Québec, vor hundert Jahren: die junge Witwe Marie führt nach dem Tod ihres Mannes dessen Kramladen in Nôtre Dame am See weiter, dem titelgebenden Nest. Das Dorf besteht aus ein paar Holzhäusern, ein paar rumpeligen Feldwegen und einem Platz aus festgestampfter Erde, soweit das Auge reicht eingerahmt von Wald, Wiesen und Wasser. Es gibt eine Kirche und einen Saloon, und in der großen Scheune kann getanzt werden. Marie besitzt den einzigen Laden, das einzige Telefon und den einzigen Laster im Ort und will eigentlich zurück in die Stadt. Aber sie kann sich weder davon abhalten, den verschrobenen anderen Dorfbewohnern zu helfen, noch davon, sich in den geheimnisvollen und kultivierten Ex-Soldaten Serge zu vergucken.

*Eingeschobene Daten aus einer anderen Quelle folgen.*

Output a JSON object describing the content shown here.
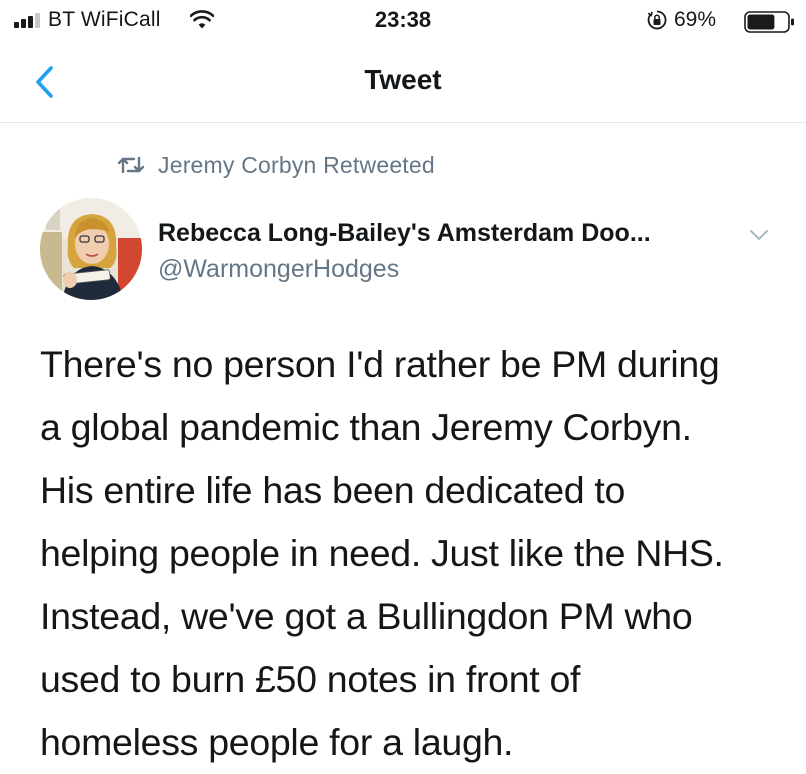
{
  "status_bar": {
    "carrier": "BT WiFiCall",
    "time": "23:38",
    "battery_percent": "69%",
    "battery_level": 0.69,
    "icons": [
      "signal-bars-icon",
      "wifi-icon",
      "orientation-lock-icon",
      "battery-icon"
    ]
  },
  "nav": {
    "title": "Tweet",
    "back_icon": "chevron-left-icon"
  },
  "retweet": {
    "label": "Jeremy Corbyn Retweeted",
    "icon": "retweet-icon"
  },
  "author": {
    "display_name": "Rebecca Long-Bailey's Amsterdam Doo...",
    "handle": "@WarmongerHodges",
    "menu_icon": "chevron-down-icon"
  },
  "tweet": {
    "lines": [
      "There's no person I'd rather be PM during",
      "a global pandemic than Jeremy Corbyn.",
      "His entire life has been dedicated to",
      "helping people in need. Just like the NHS.",
      "Instead, we've got a Bullingdon PM who",
      "used to burn £50 notes in front of",
      "homeless people for a laugh."
    ]
  },
  "colors": {
    "accent": "#1da1f2",
    "secondary_text": "#657786",
    "primary_text": "#14171a",
    "divider": "#e1e8ed"
  }
}
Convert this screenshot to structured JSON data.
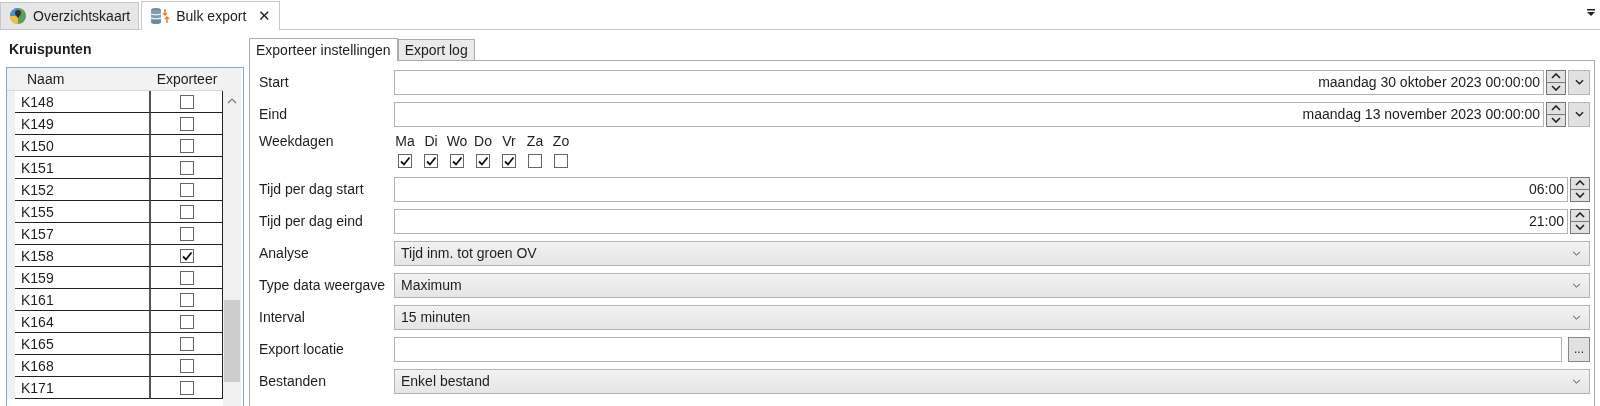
{
  "doc_tabs": [
    {
      "label": "Overzichtskaart",
      "selected": false
    },
    {
      "label": "Bulk export",
      "selected": true,
      "close": "✕"
    }
  ],
  "left_panel": {
    "title": "Kruispunten",
    "columns": [
      "Naam",
      "Exporteer"
    ],
    "rows": [
      {
        "name": "K148",
        "checked": false
      },
      {
        "name": "K149",
        "checked": false
      },
      {
        "name": "K150",
        "checked": false
      },
      {
        "name": "K151",
        "checked": false
      },
      {
        "name": "K152",
        "checked": false
      },
      {
        "name": "K155",
        "checked": false
      },
      {
        "name": "K157",
        "checked": false
      },
      {
        "name": "K158",
        "checked": true
      },
      {
        "name": "K159",
        "checked": false
      },
      {
        "name": "K161",
        "checked": false
      },
      {
        "name": "K164",
        "checked": false
      },
      {
        "name": "K165",
        "checked": false
      },
      {
        "name": "K168",
        "checked": false
      },
      {
        "name": "K171",
        "checked": false
      }
    ]
  },
  "settings_tabs": [
    {
      "label": "Exporteer instellingen",
      "selected": true
    },
    {
      "label": "Export log",
      "selected": false
    }
  ],
  "form": [
    {
      "kind": "datetime",
      "label": "Start",
      "value": "maandag 30 oktober 2023 00:00:00"
    },
    {
      "kind": "datetime",
      "label": "Eind",
      "value": "maandag 13 november 2023 00:00:00"
    },
    {
      "kind": "weekdays",
      "label": "Weekdagen",
      "days": [
        {
          "label": "Ma",
          "checked": true
        },
        {
          "label": "Di",
          "checked": true
        },
        {
          "label": "Wo",
          "checked": true
        },
        {
          "label": "Do",
          "checked": true
        },
        {
          "label": "Vr",
          "checked": true
        },
        {
          "label": "Za",
          "checked": false
        },
        {
          "label": "Zo",
          "checked": false
        }
      ]
    },
    {
      "kind": "time",
      "label": "Tijd per dag start",
      "value": "06:00"
    },
    {
      "kind": "time",
      "label": "Tijd per dag eind",
      "value": "21:00"
    },
    {
      "kind": "combo",
      "label": "Analyse",
      "value": "Tijd inm. tot groen OV"
    },
    {
      "kind": "combo",
      "label": "Type data weergave",
      "value": "Maximum"
    },
    {
      "kind": "combo",
      "label": "Interval",
      "value": "15 minuten"
    },
    {
      "kind": "path",
      "label": "Export locatie",
      "button": "..."
    },
    {
      "kind": "combo",
      "label": "Bestanden",
      "value": "Enkel bestand"
    }
  ]
}
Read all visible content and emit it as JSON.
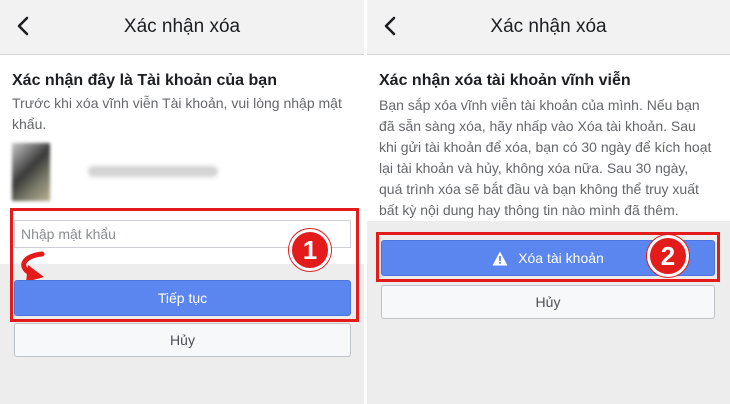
{
  "left": {
    "header": {
      "title": "Xác nhận xóa"
    },
    "heading": "Xác nhận đây là Tài khoản của bạn",
    "description": "Trước khi xóa vĩnh viễn Tài khoản, vui lòng nhập mật khẩu.",
    "password_input": {
      "value": "",
      "placeholder": "Nhập mật khẩu"
    },
    "continue_label": "Tiếp tục",
    "cancel_label": "Hủy",
    "step_number": "1"
  },
  "right": {
    "header": {
      "title": "Xác nhận xóa"
    },
    "heading": "Xác nhận xóa tài khoản vĩnh viễn",
    "description": "Bạn sắp xóa vĩnh viễn tài khoản của mình. Nếu bạn đã sẵn sàng xóa, hãy nhấp vào Xóa tài khoản. Sau khi gửi tài khoản để xóa, bạn có 30 ngày để kích hoạt lại tài khoản và hủy, không xóa nữa. Sau 30 ngày, quá trình xóa sẽ bắt đầu và bạn không thể truy xuất bất kỳ nội dung hay thông tin nào mình đã thêm.",
    "delete_label": "Xóa tài khoản",
    "cancel_label": "Hủy",
    "step_number": "2"
  },
  "icons": {
    "back": "chevron-left-icon",
    "warning": "warning-triangle-icon",
    "hint_arrow": "curved-arrow-icon"
  },
  "colors": {
    "primary_button": "#5b86f0",
    "highlight": "#e31b1b",
    "background": "#ededed"
  }
}
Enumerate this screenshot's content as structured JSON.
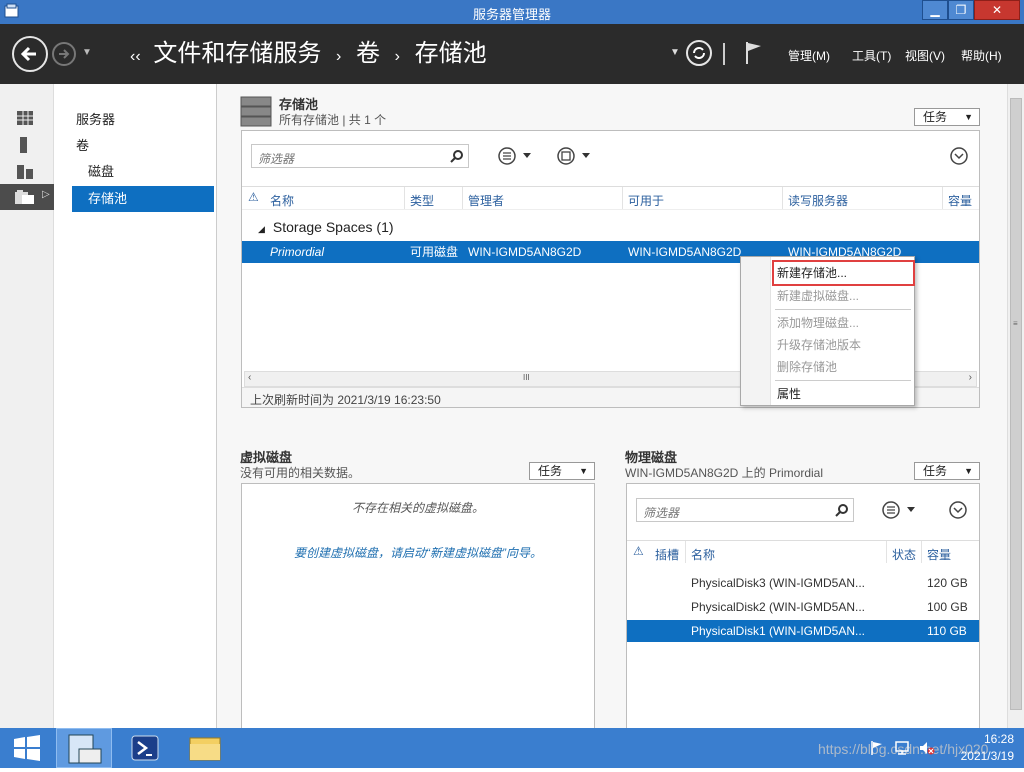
{
  "window": {
    "title": "服务器管理器",
    "min": "▁",
    "restore": "❐",
    "close": "✕"
  },
  "nav": {
    "breadcrumb_prefix": "‹‹",
    "crumbs": [
      "文件和存储服务",
      "卷",
      "存储池"
    ],
    "separator": "›",
    "menus": [
      "管理(M)",
      "工具(T)",
      "视图(V)",
      "帮助(H)"
    ]
  },
  "sidebar": {
    "icons": [
      "dashboard-icon",
      "local-server-icon",
      "all-servers-icon",
      "file-storage-icon"
    ]
  },
  "navpane": {
    "items": [
      "服务器",
      "卷",
      "磁盘",
      "存储池"
    ]
  },
  "storage_pools": {
    "title": "存储池",
    "subtitle": "所有存储池 | 共 1 个",
    "task_label": "任务",
    "filter_placeholder": "筛选器",
    "columns": [
      "名称",
      "类型",
      "管理者",
      "可用于",
      "读写服务器",
      "容量"
    ],
    "group_label": "Storage Spaces (1)",
    "rows": [
      {
        "name": "Primordial",
        "type": "可用磁盘",
        "manager": "WIN-IGMD5AN8G2D",
        "available": "WIN-IGMD5AN8G2D",
        "rw_server": "WIN-IGMD5AN8G2D",
        "capacity": ""
      }
    ],
    "refresh_text": "上次刷新时间为 2021/3/19 16:23:50",
    "scroll_mid": "III"
  },
  "context_menu": {
    "items": [
      {
        "label": "新建存储池...",
        "enabled": true,
        "highlighted": true
      },
      {
        "label": "新建虚拟磁盘...",
        "enabled": false
      },
      {
        "label": "添加物理磁盘...",
        "enabled": false
      },
      {
        "label": "升级存储池版本",
        "enabled": false
      },
      {
        "label": "删除存储池",
        "enabled": false
      },
      {
        "label": "属性",
        "enabled": true
      }
    ],
    "highlight_color": "#e04040"
  },
  "virtual_disks": {
    "title": "虚拟磁盘",
    "subtitle": "没有可用的相关数据。",
    "task_label": "任务",
    "empty_text": "不存在相关的虚拟磁盘。",
    "hint_text": "要创建虚拟磁盘，请启动“新建虚拟磁盘”向导。"
  },
  "physical_disks": {
    "title": "物理磁盘",
    "subtitle": "WIN-IGMD5AN8G2D 上的 Primordial",
    "task_label": "任务",
    "filter_placeholder": "筛选器",
    "columns": [
      "插槽",
      "名称",
      "状态",
      "容量"
    ],
    "rows": [
      {
        "name": "PhysicalDisk3 (WIN-IGMD5AN...",
        "capacity": "120 GB",
        "selected": false
      },
      {
        "name": "PhysicalDisk2 (WIN-IGMD5AN...",
        "capacity": "100 GB",
        "selected": false
      },
      {
        "name": "PhysicalDisk1 (WIN-IGMD5AN...",
        "capacity": "110 GB",
        "selected": true
      }
    ]
  },
  "taskbar": {
    "clock_time": "16:28",
    "clock_date": "2021/3/19",
    "watermark": "https://blog.csdn.net/hjx020"
  },
  "colors": {
    "accent": "#0e6fc1",
    "titlebar": "#3a77c5",
    "navbar": "#2b2b2b",
    "taskbar": "#3a7ecf"
  }
}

Währenddessen freundet sich der neue junge Pfarrer mit dem atheistischen Kauz Noel an, ein Hund mit einer Katze, die schwangere Frau eines Flößers wartet seit über einem halben Jahr auf dessen Rückkehr, und die Jahreszeiten haben den beschaulichen Fleck immer im Griff.

Alle Abbildungen: © Carlsen Verlag

Weite und Gemeinschaft, weitgehend einfache und weitgehend gute Menschen, die ein einfaches und gutes Leben führen und ein Ausflug in eine andere Welt, die vor allem eine völlig andere Zeit ist: Kaum ein Comic könnte besser in diese trüben Jahreszeit passen, in dem selbst die Hipster aus der Großstadt flüchten und das global beliebteste Stück Kultur die idyllische Dorfsimulation Animal Crossing ist.

Natürlich ist Marie die prototypische Heldin eines heutigen Historienstoffes, die ihre Naivität verliert und dafür an Lebensklugheit und Autonomie gewinnt. Dass das hier nicht abgegriffen wirkt, liegt sicherlich auch daran, dass die ganz großen Auftritte und Gesten fehlen (und die freundlich karikierten Menschen an beseelte knopfäugige Puppen erinnern). Marie bleibt vor allem Beobachterin, und das Leben bleibt hart (auch wenn ich auf Schweineschlachtung, Hasenjagd und Ziegenhoden als Ausdruck der Erdverbundenheit gut verzichten könnte). Mindestens genauso wichtig wie die Geschichte von Maries Selbstbehauptung ist das Geflecht aus Nebenfiguren und Nebenhandlungen, sind die malerisch kargen Landschaften Kanadas und das Hintergrundgewusel bei einem Fest oder bei einer Ernte, an Weihnachten oder bei Ankunft der Flößer.

Zum Glück ist Das Nest, dieses elegische Wimmelbilderbuch zum Lesen, dieser anheimelnde Traum vom Licht im Kaminfeuer, nicht einfach Balsam für die aufgeschürfte Seele, sondern Kunst (Animal Crossing vermutlich auch, aber anders).Mit seinem langen Erzählbogen, seinen psychologischen Nuancen, seinem historischen Anspruch und seinen verhalten opulenten Bildern hätte es früher als Inbegriff des „Comicromans“ gegolten.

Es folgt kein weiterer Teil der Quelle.